Leading Global Innovation and New Market Opportunity

So much has been written about Leadership.  We try to find a universal theory.  There is none.  The condition changes.  The context changes.  Some things stand out for that emerging context that most leaders have to pay attention to.  Practice them.  Inspire others, develop others, and multiply others.

– Ram Charan, March 2010

The context is indeed changing, and rapidly. As recently as just 2004 barely 20% of companies had adopted corporate-wide functioning offshoring captive strategies to leverage that promise of low-cost labor sourcing of services and technical expertise to not just Chindia, but Malaysia, Philippines, Vietnam and other global talent pools.  (Arie Lewin, ORN).  But yet “Emerging countries are no longer content to be sources of cheap hands and low-cost brains. Instead they too are becoming hotbeds of innovation. They are redesigning entire business processes to do things better and faster… Forget about flat – the world of business is turning upside down.” (The Economist, April 2010)

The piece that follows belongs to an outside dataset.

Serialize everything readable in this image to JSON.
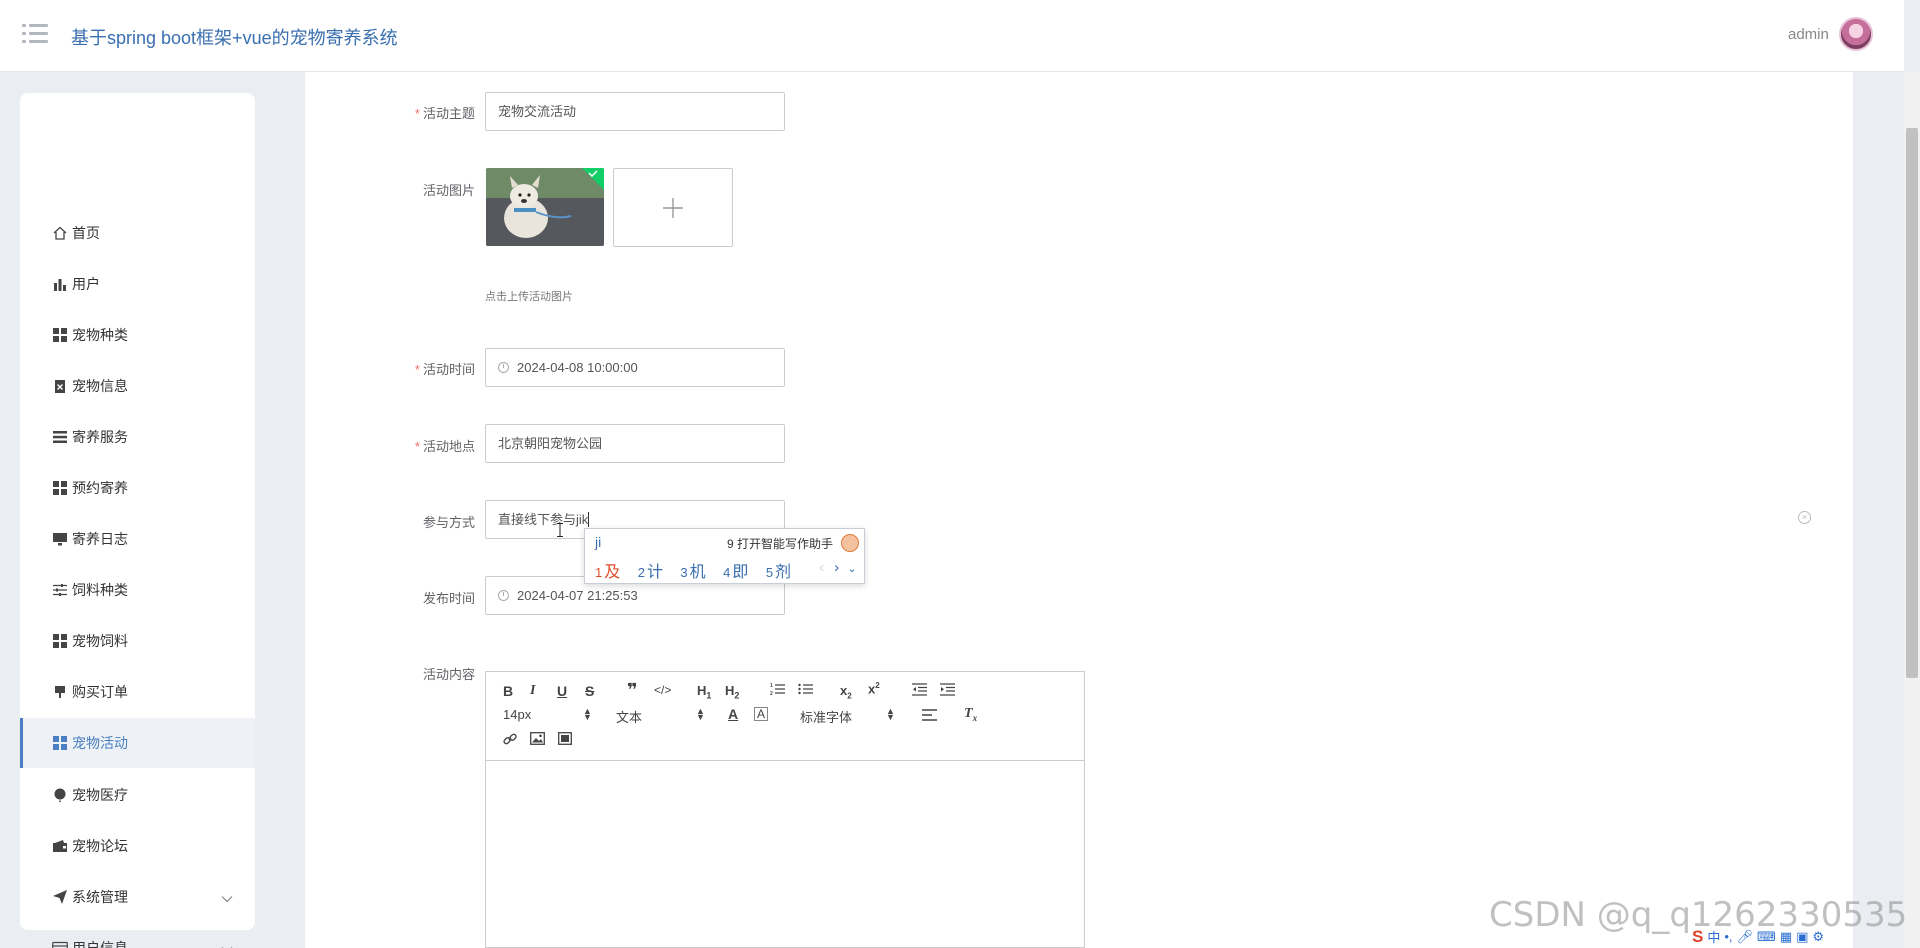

That’s right – EMC learned this lesson years ago when they opened a technical facility in India and immediately offshored/insourced the more rudimentary and mundane tasks that the U.S. engineers didn’t want. You can guess the Indian engineers were frustrated, annoyed, and characteristically weren’t so inclined to give the discretionary, passionate effort to their work to build measurable difference. (Gebauer/Lowman)

So what to do? There are several stances an organization can take in recognition of the ability to globally-source innovation, and leveraging emerging available markets:
Find new audiences: C.K. Prahalad dedicated the last decade or more of his life to the cause of gestating innovative products and services at the Base of the Pyramid and serving through capital mechanisms the largely un/under-served billions at the BoP. Rapid prototype products and services and serve these markets.

Source innovation for your existing audience: It may be more accessible than you think. Consider InnoCentive whose mission is to “harness collective brainpower around the world to solve problems that really matter.” Innocentive operates as as an inverted eBay, offering puzzles and real-world problems from companies around the world with hard cash rewards. Think you can solve how to virtually verify plastic product package sealing? Or provide a metric for how to evaluate the effectiveness of an R&D facility? Or even (yes!) help the Gulf Coast respond effectively to an oil spill problem? Sign up, solve the puzzle and get paid. Some of the best minds around the glove are wrestling with these problems from their homes and offices and work groups and getting rewarded by the companies and people in need.

I know it sounds daunting, but consider this: whether you are a mid-America regional bank manager, or a small business developing killer web apps, you can both leverage the mechanisms of innovation AND find new markets for your existing business. Doing nothing, or sticking to your knitting is not an option. Market niches are temporary, and the world is abundant with talent and opportunity.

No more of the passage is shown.